Open Water certifies you to go down to 18m
We went diving with a small dive shop in town. This meant it was just the two of us with our instructor, and he could pick the dive sites. We had to do some homework from the book, and set up our own gear (something we hadn't done since way back in Honduras).
When you dive deep, you use your air much more quickly, so generally have less dive time. But more importantly, you are in danger of nitrogen narcosis. This is like being drunk underwater. Slow reaction time, tunnel vision, and an occasional desire to offer your mouthpiece to passing fish because they're drowning. Our instructor says he hears voices. Unfortunately, I didn't feel much. Before we went down, he drew a 5x5 grid with the numbers 1-25 scattered randomly. We had to touch each of the numbers in order (harder than it sounds) while he timed us.
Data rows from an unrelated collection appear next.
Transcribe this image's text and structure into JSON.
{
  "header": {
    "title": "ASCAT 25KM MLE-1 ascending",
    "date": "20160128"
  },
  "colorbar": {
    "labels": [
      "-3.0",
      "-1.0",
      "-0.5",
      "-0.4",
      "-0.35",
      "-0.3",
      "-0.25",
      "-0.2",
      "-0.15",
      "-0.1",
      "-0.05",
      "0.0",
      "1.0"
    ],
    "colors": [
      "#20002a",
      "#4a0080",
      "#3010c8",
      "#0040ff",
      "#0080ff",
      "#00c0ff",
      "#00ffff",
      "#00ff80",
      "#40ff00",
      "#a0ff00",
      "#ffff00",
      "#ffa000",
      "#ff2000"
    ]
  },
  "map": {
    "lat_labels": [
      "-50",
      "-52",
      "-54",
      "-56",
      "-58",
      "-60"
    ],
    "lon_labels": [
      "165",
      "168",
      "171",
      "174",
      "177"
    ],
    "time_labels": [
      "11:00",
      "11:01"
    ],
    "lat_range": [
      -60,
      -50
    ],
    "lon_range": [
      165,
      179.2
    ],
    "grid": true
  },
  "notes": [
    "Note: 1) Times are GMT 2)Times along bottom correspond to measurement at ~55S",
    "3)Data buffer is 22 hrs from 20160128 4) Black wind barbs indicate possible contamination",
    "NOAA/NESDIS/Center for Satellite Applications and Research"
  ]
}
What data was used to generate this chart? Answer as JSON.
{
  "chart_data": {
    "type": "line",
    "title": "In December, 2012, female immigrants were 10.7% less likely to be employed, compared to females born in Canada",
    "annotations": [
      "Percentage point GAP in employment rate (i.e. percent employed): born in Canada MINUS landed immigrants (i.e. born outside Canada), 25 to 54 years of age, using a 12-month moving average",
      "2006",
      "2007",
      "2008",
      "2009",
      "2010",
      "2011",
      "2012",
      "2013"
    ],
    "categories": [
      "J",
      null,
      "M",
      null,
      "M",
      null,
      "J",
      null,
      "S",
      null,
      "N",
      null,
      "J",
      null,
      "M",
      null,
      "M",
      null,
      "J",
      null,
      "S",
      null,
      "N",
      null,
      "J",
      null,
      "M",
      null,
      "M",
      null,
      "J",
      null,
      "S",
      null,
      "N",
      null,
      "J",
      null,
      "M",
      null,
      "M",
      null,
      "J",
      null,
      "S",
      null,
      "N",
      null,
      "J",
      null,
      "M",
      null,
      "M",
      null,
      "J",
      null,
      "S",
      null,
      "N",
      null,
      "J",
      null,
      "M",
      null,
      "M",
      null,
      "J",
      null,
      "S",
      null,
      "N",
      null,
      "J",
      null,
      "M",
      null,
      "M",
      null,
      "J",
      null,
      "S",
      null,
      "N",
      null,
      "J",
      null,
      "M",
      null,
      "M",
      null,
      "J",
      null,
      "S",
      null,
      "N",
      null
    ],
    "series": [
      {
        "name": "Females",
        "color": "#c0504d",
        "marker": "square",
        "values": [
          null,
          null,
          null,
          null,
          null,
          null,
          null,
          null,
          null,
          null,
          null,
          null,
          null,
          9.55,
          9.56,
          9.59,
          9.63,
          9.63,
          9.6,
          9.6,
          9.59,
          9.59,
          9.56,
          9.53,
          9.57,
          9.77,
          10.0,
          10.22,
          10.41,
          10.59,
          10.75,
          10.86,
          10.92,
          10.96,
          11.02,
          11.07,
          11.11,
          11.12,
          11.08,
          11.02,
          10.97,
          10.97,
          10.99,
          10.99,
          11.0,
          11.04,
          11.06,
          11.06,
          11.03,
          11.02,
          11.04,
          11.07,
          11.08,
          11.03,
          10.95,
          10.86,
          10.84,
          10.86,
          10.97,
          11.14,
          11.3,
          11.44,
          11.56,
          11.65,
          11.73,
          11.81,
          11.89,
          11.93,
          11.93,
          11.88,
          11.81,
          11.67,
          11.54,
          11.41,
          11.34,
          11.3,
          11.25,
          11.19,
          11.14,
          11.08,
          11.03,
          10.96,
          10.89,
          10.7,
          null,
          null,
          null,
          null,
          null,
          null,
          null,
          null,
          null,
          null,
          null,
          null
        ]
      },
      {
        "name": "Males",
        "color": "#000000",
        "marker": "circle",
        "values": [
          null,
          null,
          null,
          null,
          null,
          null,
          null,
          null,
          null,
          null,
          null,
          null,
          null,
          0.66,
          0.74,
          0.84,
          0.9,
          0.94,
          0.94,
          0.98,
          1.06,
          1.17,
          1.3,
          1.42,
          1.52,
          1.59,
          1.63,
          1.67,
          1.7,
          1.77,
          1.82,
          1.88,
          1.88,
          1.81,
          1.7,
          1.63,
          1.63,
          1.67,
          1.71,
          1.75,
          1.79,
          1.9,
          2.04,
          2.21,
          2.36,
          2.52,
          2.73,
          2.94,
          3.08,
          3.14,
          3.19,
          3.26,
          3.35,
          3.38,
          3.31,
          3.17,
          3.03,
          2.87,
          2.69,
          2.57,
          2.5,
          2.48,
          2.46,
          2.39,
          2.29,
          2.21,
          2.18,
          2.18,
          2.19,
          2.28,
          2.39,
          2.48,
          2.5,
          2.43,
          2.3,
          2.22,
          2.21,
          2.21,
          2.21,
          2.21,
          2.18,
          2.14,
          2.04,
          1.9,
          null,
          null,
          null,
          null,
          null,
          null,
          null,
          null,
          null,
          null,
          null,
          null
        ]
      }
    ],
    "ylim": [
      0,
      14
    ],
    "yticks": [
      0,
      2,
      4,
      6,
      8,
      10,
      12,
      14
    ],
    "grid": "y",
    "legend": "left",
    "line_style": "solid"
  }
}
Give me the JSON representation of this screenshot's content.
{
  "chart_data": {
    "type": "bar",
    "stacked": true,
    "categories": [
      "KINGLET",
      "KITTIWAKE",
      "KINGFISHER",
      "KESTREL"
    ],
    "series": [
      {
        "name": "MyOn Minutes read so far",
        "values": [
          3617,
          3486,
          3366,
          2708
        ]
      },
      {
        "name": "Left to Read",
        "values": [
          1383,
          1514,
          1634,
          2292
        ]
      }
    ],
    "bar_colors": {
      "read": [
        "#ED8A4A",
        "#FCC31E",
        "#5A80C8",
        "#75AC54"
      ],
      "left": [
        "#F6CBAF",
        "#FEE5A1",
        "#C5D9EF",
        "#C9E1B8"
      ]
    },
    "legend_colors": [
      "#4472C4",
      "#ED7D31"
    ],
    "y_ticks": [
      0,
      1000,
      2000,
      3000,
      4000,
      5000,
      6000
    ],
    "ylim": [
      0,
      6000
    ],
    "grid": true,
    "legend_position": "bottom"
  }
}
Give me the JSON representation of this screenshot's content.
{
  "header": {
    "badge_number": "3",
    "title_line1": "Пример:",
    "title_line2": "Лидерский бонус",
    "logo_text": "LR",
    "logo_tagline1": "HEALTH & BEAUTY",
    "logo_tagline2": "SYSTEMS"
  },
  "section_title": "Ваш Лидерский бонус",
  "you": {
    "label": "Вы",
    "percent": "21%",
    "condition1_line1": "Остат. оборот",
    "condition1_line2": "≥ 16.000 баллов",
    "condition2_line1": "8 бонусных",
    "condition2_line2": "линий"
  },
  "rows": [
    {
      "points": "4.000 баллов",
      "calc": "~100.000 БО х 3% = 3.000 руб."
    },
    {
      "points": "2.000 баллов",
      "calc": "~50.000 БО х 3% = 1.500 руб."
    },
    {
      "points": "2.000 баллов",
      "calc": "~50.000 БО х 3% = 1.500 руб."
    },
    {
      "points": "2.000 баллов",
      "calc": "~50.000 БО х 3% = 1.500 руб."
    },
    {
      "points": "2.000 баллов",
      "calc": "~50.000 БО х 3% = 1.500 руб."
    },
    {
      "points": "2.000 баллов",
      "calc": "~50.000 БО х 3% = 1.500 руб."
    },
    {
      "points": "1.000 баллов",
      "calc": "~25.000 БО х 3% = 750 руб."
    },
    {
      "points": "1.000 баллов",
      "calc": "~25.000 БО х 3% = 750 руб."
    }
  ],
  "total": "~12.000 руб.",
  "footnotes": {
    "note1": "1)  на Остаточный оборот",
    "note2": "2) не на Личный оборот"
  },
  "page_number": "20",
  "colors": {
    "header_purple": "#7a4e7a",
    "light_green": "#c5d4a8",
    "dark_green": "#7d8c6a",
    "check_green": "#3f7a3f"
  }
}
When the water is really clear, its hard to tell whether you're at 10m or 30m. But the visibility was bad, meaning you really felt how far you were going down into the darkness
After all that lesson stuff was out of the way, we got down to the business of enjoying our dive. And some dive it was. This was my first wall dive, where we were diving along a sheer rock wall. It is an incredible feeling to look UP the wall and see fish swimming above you and the sunlight filtering down. I couldn't tell whether I was narced or just happy. But then we saw the sea turtle munching on coral. That was cool.
But not as cool as the leopard shark that come into view travelling the opposite direction. Leopard sharks aren't streamlined like black tips but kind of... melted like nurse sharks. Their back fin comes to a point almost like an eel, and they move with an undulating motion. As we hovered to watch it swim out of sight, another one came into view. This one was more curious, moving past us three times. On the third pass, the shark swished past within arm's reach. An amazing feeling.
We finished the dive with a swim through a cave
We took our surface interval in Maya Bay, watching a sea turtle come up for air occasionally. For our naturalist dive, we talked about the different kinds of fish and what we would see. Erin had a slate to draw on. Despite our naturalist intentions, we didn't see many impressive creatures on the second dive. Just a scorpionfish and a giant pufferfish. Still, it was a good dive.
Now we have to go back to the air-breathing half of the world.